Все присмирели, внимательно вслушиваясь в речь вожака. Напряженная тишина нарушалась лишь мерным похрапыванием спавшего на нарах пьяного Митьки.
— На прохарченье сколько класть, ребята?
— Клади по три целковых на месяц с рыла, — сказал молодой паренек с заячьей губой, — по два пятака на день.
— Больно жирно! — замахали на него руками. — Клади, Лукич, по рублю на месяц.
— По рублю мало, ребята, — проговорил староста. — Давайте по два целковых, а там видно будет, можно и убавить.
Дальнейшие разговоры показали, что из пятидесяти рублей всего заработка каждый должен был уплатить своему барину пятнадцать рублей оброка да два рубля в месяц на харч — то есть десять рублей за все пятимесячное рабочее время.

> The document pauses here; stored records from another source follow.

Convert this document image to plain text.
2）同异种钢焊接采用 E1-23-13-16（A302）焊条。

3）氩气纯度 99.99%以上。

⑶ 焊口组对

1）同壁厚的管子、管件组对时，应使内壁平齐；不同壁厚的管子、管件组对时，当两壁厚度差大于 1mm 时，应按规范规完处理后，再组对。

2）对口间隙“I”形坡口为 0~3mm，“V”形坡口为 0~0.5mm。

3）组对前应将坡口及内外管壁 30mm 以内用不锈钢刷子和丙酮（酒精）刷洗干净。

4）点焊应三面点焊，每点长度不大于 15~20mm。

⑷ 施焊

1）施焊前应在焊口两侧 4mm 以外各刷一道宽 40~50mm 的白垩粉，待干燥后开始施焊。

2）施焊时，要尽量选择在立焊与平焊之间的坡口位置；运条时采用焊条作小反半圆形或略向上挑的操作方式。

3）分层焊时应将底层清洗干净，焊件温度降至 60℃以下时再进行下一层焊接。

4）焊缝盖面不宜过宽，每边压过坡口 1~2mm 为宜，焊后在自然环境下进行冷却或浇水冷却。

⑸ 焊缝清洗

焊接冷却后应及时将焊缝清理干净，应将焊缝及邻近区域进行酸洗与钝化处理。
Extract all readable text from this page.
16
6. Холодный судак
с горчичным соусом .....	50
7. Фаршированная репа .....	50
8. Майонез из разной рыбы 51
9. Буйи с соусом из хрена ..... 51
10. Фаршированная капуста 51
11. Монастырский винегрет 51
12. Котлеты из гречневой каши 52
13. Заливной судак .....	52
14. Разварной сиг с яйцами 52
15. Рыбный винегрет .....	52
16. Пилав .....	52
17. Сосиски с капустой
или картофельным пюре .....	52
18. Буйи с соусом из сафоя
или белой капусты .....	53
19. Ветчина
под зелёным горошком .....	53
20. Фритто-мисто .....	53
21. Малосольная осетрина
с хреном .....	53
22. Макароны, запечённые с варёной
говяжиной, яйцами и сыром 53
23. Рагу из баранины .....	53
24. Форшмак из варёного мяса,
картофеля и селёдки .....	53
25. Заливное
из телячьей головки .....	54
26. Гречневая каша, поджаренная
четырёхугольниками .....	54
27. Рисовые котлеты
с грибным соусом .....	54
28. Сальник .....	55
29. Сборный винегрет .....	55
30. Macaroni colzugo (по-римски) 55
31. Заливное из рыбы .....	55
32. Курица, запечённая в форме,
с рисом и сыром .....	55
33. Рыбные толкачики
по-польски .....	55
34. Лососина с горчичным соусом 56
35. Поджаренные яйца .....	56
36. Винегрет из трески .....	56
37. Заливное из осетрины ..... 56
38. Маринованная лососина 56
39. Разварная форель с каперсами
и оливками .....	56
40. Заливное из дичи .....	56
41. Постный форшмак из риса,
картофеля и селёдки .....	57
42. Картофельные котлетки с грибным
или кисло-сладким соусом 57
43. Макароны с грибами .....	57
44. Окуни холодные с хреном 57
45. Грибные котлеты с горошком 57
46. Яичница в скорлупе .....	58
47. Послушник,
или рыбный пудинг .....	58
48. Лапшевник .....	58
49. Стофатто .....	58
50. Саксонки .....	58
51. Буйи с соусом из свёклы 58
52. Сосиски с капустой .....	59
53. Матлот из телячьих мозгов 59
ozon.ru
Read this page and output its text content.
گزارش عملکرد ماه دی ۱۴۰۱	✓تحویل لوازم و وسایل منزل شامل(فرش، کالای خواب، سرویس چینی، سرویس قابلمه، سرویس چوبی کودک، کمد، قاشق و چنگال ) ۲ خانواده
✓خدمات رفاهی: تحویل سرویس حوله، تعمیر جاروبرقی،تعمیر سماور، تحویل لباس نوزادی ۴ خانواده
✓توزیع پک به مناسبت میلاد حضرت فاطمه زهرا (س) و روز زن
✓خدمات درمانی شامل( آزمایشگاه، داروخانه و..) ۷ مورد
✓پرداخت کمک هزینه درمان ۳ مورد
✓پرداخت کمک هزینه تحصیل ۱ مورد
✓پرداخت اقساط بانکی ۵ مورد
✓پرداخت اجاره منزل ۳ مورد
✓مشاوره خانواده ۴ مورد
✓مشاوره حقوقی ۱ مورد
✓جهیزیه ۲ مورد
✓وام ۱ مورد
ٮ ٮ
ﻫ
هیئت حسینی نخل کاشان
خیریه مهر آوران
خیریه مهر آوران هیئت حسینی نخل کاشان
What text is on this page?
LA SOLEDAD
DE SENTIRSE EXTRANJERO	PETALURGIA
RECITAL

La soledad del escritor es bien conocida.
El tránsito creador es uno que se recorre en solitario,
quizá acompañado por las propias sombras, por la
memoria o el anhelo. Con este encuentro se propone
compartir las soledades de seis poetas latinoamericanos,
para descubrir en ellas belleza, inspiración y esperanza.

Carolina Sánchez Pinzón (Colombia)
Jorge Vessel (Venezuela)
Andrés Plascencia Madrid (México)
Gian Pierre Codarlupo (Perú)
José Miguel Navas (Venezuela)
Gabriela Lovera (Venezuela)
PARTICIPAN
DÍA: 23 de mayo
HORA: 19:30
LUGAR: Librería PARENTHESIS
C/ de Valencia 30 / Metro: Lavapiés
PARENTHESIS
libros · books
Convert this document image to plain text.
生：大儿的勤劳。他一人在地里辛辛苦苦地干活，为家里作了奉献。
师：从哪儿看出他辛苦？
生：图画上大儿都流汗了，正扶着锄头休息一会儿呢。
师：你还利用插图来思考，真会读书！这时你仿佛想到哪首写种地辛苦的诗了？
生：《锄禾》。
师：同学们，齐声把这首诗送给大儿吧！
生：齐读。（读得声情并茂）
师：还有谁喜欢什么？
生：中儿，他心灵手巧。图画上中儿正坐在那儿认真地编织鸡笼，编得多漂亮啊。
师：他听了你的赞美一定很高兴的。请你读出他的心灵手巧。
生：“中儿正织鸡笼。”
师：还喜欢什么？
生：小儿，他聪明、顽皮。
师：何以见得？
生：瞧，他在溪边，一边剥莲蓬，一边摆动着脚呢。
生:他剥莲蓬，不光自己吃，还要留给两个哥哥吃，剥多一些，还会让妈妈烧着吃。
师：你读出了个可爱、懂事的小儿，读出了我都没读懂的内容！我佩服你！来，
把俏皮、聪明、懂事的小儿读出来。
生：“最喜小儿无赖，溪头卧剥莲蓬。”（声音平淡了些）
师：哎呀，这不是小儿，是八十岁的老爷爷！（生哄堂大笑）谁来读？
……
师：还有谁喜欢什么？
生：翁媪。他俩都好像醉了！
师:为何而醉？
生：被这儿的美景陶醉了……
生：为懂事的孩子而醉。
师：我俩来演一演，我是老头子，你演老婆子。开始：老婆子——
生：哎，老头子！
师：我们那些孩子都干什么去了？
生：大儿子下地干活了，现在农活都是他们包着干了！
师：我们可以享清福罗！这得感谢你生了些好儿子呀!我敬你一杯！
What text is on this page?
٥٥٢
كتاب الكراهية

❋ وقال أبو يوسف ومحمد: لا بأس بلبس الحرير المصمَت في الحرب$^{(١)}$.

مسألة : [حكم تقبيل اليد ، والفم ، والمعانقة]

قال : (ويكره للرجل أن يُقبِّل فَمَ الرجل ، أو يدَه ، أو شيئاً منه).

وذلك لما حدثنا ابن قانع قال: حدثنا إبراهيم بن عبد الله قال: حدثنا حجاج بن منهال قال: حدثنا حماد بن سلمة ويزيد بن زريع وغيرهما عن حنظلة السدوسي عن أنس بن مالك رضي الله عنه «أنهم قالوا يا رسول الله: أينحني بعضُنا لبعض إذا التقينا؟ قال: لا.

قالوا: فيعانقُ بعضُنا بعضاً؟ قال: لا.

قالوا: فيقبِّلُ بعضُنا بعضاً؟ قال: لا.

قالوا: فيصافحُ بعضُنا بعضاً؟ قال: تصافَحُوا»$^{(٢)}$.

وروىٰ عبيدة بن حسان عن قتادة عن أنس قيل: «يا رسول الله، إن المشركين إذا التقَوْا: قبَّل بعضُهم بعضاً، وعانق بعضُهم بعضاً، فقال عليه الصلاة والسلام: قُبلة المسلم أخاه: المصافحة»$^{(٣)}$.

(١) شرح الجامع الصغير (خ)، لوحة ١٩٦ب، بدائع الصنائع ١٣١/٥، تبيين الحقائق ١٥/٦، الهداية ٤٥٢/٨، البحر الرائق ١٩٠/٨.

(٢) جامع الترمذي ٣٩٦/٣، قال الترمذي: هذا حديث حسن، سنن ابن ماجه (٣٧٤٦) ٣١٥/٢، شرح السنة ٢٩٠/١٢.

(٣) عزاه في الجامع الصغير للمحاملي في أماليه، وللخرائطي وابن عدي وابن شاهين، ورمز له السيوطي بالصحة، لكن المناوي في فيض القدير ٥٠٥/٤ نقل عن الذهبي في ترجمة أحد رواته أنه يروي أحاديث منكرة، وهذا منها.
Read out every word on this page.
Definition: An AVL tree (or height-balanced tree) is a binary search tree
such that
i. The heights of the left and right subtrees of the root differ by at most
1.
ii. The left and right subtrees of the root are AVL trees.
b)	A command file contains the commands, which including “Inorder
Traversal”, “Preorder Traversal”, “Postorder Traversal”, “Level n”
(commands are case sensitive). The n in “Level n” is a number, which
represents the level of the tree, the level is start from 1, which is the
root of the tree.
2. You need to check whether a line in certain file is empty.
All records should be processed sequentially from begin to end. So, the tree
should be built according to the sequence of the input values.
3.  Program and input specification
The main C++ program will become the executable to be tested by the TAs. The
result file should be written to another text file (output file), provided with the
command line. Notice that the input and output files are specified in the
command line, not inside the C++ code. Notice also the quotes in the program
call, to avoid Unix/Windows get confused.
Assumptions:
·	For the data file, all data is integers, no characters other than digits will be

— Вторым делом, ребята, кто за обедом будет материться — портки долой и по сидячему месту ложками лупить, — предложил староста.
— Ха-ха-ха! Согласны! — развеселились землекопы.
— Третьим делом, чтобы к нашей стряпухе Матрене ни-ни-ни… Она бабочка тихая, я пообещал ейной матери-старухе блюсти ее…
— Блюди, блюди! — опять захохотала артель. — Замок повесь ей либо колокольчик валдайский.